Das Gelände bewahrt Spuren seiner aristokratischen Vergangenheit, wie der Pavillon aus dem 17. Jahrhundert, gebaut von Louis de Carel und heute für Ausstellungen verwendet. Eine 1996 umgebaute Presse aus dem 18. Jahrhundert würdigt Charles-Victor Langlois, ein Archivar aus Rouennais. Der Garten beherbergt auch bemerkenswerte Pflanzensammlungen, darunter 991 Sorten von Fuchsias (hergestellt durch eine Milbe) und einen Rosengarten, der der Normannenart gewidmet ist. Seine Geschichte ist auch von wissenschaftlichen und festlichen Ereignissen geprägt, wie zum Beispiel den Ballonaufstieg von Jean-Pierre und Sophie Blanchard im frühen 19. Jahrhundert.

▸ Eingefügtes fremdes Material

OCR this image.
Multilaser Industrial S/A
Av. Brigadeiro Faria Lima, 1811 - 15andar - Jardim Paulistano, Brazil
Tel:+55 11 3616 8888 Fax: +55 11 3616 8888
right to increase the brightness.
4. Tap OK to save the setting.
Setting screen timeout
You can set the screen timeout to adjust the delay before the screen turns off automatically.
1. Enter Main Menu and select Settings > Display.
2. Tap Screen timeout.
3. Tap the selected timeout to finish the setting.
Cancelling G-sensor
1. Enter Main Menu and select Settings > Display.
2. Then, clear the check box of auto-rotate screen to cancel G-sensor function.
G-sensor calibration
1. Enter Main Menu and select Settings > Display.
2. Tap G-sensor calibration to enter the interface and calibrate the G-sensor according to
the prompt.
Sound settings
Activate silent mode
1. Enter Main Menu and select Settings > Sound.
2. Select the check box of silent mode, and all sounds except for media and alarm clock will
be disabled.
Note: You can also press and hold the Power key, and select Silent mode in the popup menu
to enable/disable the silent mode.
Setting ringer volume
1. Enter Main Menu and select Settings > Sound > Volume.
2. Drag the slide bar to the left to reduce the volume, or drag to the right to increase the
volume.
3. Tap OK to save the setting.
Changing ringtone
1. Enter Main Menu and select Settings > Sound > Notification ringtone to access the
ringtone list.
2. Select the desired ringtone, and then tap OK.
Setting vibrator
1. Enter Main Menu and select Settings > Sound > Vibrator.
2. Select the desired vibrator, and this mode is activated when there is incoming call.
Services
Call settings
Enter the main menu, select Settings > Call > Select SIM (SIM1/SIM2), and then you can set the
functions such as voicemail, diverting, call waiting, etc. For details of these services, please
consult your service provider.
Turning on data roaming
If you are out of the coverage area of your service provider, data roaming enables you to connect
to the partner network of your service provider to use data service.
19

Im 20. Jahrhundert entwickelte sich der Garten zu einer Bildungs- und Freizeitberufung. Dort wurde 1931 eine kommunale Gartenbauschule gegründet und 1970 geschlossen. 2004 erhielt er die Genehmigung der Jardins botaniques de France. Heute verbindet sie die Erhaltung des Pflanzenerbes, der Erholungsgebiete (Manège, Musikkiosk, Becken für Marinemodellierung) und kulturelle Aktivitäten, während sie einen botanischen Forschungsplatz mit seinen tropischen Gewächshäusern im Jahr 2020 wieder aufgebaut.

Der Jardin des Plantes verkörpert damit Jahrhunderte der Geschichte, vermischt aristokratisches Erbe, gärtnerische Innovationen und Offenheit für die Öffentlichkeit. Sein Landschaftsbau, die Kombination von geometrischen Perspektiven und spezialisierten botanischen Zonen, macht es zu einem einzigartigen Beispiel eines gemischten Gartens aus dem 19. Jahrhundert, sowohl ein Ort des Wissens und der Freizeit für das Rouennais.